I’ve always had a bit of a bee in my bonnet about people who don’t play music at the highest quality possible. I guess this has only come about since I started audio engineering, and learnt and discovered a lot about sound from listening. You can’t learn anything about music if you don’t listen.
The sound quality debate is however subjective. How you listen to your music, and how you enjoy it is up to you. If you like how something sounds, that is all that matters, and I would ask you to always sit back first and foremost and enjoy the music you listen to.
I just have a personal quest to make sure that music quality improves over all.
I thought I would back up my argument that 320 MP3s are awful horrible things, with facts. I could go to your studio and prove the point that I can hear the difference between a 320 MP3 and a WAV. I can hear this on high end studio monitors. The argument has even been had in our studio, where my studio partner initially didn’t believe me. I took it upon myself to help train his ears, and now, he can also hear the difference and has become just as passionate about the subject as I have. I have to thank him for letting me use that as a primary example. We have gone on to train our ears to hear a lot more things.

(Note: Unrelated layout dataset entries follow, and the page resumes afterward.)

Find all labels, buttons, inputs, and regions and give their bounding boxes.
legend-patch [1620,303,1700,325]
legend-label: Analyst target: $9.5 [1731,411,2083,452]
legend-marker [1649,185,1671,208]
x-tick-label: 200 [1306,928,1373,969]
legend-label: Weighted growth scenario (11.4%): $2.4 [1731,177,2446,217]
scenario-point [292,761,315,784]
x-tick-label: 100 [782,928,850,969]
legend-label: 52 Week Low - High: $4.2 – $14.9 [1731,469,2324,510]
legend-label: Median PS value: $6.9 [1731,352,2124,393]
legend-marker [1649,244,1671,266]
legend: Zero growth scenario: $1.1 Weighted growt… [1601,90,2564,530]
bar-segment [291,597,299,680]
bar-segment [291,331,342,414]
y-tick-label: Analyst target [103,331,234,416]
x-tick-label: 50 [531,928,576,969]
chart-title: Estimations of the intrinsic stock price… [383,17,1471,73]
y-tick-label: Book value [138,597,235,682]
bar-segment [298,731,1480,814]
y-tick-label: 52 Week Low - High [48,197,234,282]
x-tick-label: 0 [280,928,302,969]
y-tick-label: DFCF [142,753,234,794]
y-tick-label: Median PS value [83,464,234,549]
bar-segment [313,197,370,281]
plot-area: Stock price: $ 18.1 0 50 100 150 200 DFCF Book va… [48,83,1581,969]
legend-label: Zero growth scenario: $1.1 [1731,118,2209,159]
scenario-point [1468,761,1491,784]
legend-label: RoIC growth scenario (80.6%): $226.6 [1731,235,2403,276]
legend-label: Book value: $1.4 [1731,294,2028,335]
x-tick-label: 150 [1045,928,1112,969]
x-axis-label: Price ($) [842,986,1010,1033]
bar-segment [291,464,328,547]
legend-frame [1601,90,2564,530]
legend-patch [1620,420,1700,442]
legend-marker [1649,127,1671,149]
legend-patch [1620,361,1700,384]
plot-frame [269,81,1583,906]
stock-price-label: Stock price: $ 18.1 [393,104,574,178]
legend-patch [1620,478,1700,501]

In order to hear the differences, you need to know what a MP3 sound is, to distingush between an MP3 and the lossless file formats.
So anyway lets look at the facts about a full uncompressed WAV VS a compressed MP3 320 file.
Fact 1. A 44,100 KHz 16 bit WAV has a full frequency response up to 22KHz where as a MP3 cuts off around the 18KHz mark. Some humans can hear up to 22Khz.
Fact 2. Storage is so affordable these days, there is no longer an argument for saving a lower quality file.
Fact 3. An MP3 320 is lossy and compressed. A WAV is lossless and uncompressed.
Fact 4. MP3 and other lossy formats exploit general human hearing to reduce file size. That was the only reason for it to be used, thus causing quality loss. Perceptable hearing depends on the user and the amount of compression used.
Fact 5. A WAV file can contain LPCM encoded data, ADPCM encoded data and even MP3 encoded data.
Fact 6. An MP3 will never sound better than a Wav, no matter what kbps it’s at as it is all still lossy.
Fact 7. John Rofrano has quoted that WAVs will always sound better than MP3 so stick to the Wavs.
Fact 8. MP3 quantize differnently. Evidence here.
Fact 9. Using mid side processing on a MP3 is pointless when working with sides because the information in the sides has been degraded to reduce file size, taking out crucial frequencies, which is replaced by digital noise. WAV lossless will benefit from mid sides processing espicially when being mastered.
Fact 10. If a MP3 is played out in a club, the stereo information is brought into the dual mono signal, and the digital noise is still there. If a WAV is played, the stereo information is brought into the mix as lossless quality.
Fact 11. If a DJ set is full of MP3s, and then recorded, and then compressed again for people at home to listen to, you get even worse information loss and degraded music because it’s been compressed numerous times.
Fact 12. If a DJ set is full of WAVs, and then recorded, and then compressed to a MP3 320 format, the audio for the listener is better than fact 11.
Fact 13. MP3s have a higher distortion, with a flat 2 dimensional sound and WAVs have a higher quality coding.
Fact 14. Higher resolution, uncompressed sounds is what you get on a CD. Evidence here. Uncompressed audio is better. Every CD has the full information, so there is no point in putting an MP3 on a CD when you’re playing audio not data. When you buy albums on CD, you are buying the highest quality mastered music.
Fact 16. When you process audio during the recording process, higher quality files sound better. We don’t make music in MP3 so why play it in MP3?
Fact 17. Play a WAV and then play a MP3 when the Master Tempo is applied on a CDJ. MP3s sound utterly awful compared to WAVs under those circumstances. That is a quick, easy test for anyone to hear.
Fact 18. Even though you can’t hear above 20KHz, missing high frequencies perceive how you hear lower frequencies. Evidence here.
Fact 19. When audio is digitally compressed as MP3, some high frequencies become exaggerated giving a false perception of fidelity.
Fact 20. MP3 can not code 5.1 stereo surround sound. Evidence here.